The Kalbelia or Kalbeliya or Karberia, as it is sometimes spelled is a dance form that is associated with a Rajasthani tribe of the same name. The dance form consists of swirling, graceful movements that make this dance a treat to behold. The movements associated with the Kalbelia also make it one of the most sensuous forms of folk dance in India. The Kalbelia dance is generally performed for any joyous celebration and is considered to be an integral part of the Kalbelia culture. Another unique aspect of the Kalbelia dance is that it is only performed by women while the men play the instruments and provide the music.
As previously mentioned, the Kalbelia dance is closely associated with the Kalbelia tribe of Rajasthan. The Kalbelia tribe follow Hindusim and are a nomadic tribe and are considered to be a fringe group in society. They prefer to live in paces just outside of villages and cities in makeshift camps called Deras. One of the most well known aspects of the Kalbelia tribe is their expertise as snake charmers and snake catchers. This connection to snakes can be seen in the Kalbelia dance as the costume, as well as the dance movements, resemble the movements made by serpents.
The Kalbelia is almost exclusively performed on stage by females while the men play the instruments. There are a number of traditional Indian instruments used during the performance of the Kalbelia such as the pakhwaja, the dholak, jhanjhar, sarangi as well as the harmonium. However, the most characteristic instrument played during a performance of the Kalbelia has to be the Pungi. The pungi, or been, is a wooden wind instrument that is played with no pauses. The been is synonymous with snake charming in India and ties in perfectly with the heritage of the Kalbelia tribe.

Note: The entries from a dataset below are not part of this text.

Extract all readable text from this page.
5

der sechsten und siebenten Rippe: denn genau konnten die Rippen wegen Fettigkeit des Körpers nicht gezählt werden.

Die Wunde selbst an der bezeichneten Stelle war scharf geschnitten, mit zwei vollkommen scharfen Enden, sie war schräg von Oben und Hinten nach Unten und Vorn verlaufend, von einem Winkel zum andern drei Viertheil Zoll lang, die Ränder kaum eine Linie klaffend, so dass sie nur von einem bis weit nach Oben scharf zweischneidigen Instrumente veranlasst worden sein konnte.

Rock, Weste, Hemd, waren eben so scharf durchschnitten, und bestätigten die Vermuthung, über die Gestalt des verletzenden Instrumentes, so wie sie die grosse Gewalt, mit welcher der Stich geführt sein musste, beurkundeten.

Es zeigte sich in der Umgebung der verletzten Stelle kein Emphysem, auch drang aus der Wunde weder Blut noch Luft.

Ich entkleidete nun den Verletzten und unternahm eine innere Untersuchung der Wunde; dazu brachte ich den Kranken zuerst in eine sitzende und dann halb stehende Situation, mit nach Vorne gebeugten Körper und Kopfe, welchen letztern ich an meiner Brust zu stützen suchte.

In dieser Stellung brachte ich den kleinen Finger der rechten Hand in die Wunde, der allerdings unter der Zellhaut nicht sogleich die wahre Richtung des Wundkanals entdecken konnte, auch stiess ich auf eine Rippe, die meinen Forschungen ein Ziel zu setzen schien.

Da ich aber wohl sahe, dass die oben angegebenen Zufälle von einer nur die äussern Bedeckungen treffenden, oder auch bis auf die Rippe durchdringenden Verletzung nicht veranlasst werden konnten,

During the performance, the women sway, twirl and gyrate to the music and use acrobatic dance steps which showcase the dancers’ flexibility and litheness. As the performance goes on, the tempo of the Kalbelia dance increases and so does the pace of the dance steps. Due to the demanding nature of the dance, the performance is usually carried out in pairs with at least two pairs who swap stage-presence seamlessly. This lets the one half of the group catch their breath while at the same time not letting the pace of the dance slow down.
The Dance Costume
The Kalbelia dancers wear traditional dresses of their tribe when they are performing. The performers wear an Angrakhi on their upper body whose sleeves can either be half length or full length while their head is covered by an Odhani. They also wear a long skirt on their lower body which is called a Lehenga or a Ghagra which has a wide circumference. The whole dress is essentially black in colour with red decorative laces. It also employs silver thread that is sewed in an assortment of patterns on the black dress. This makes the dress resemble a black snake that has white spots or stripes more closely. It also features a lot of colourful patters and designs along with mirror work that help the dancer attract the attention of the audience.
Kalbelia dancers prefer to wear traditional jewelry during their performances. They wear beads and jewellery around their neck and their head in the form of elaborate necklaces and Maang-tikka. They also wear bangles and armlets. These can either be worn till the elbow or all the way up the arm. If the sleeve of the Angrakhi is full length, bangles need not be worn by the Kalbelia performers.
Present Day Scenario
The Kalbelia tribe has been forced to stop their traditional profession of snake handling ever since the enactment of the Wildlife Act of 1972. As a result, performance art has become a major source of income for the once nomadic tribe. The beauty and skill of the Kalbelia dancers have received recognition not just in India, but from the world over. However, the Kalbelia dance is under threat as performance opportunities are quite sporadic and most of the people from the tribe have moved on to working in the fields or grazing cattle as a way to earn income. There is also no organized training system, schools, manuscripts or text that help teach Kalbelia song and dance.
Over the last decade or so, governmental agencies have been making a concerted effort towards preserving this dance form by offering performance opportunities to them infairs and festivals of national repute. These fairs attract visitors from across the globe, giving Kalbelia performers better exposure.
- The dresses worn by the dancers are made by the Kalbelia women themselves.
- The Kalbelia dance is not taught to children. Rather, they are expected to learn it from watching the elders perform it at home.
- Kalbelia dance and songs are a part of UNESCO’s representative list of Intangible Cultural Heritage of Humanity.
- The Kalbelia believe that playing the Been will not make the snake bite them. They also believe that consuming a Surma made from the snake’s venom will ensure that they do not lose their eyesight.
- Masters of Kalbelia are able to generate lyrics spontaneously and can improvise dance routines mid-performance.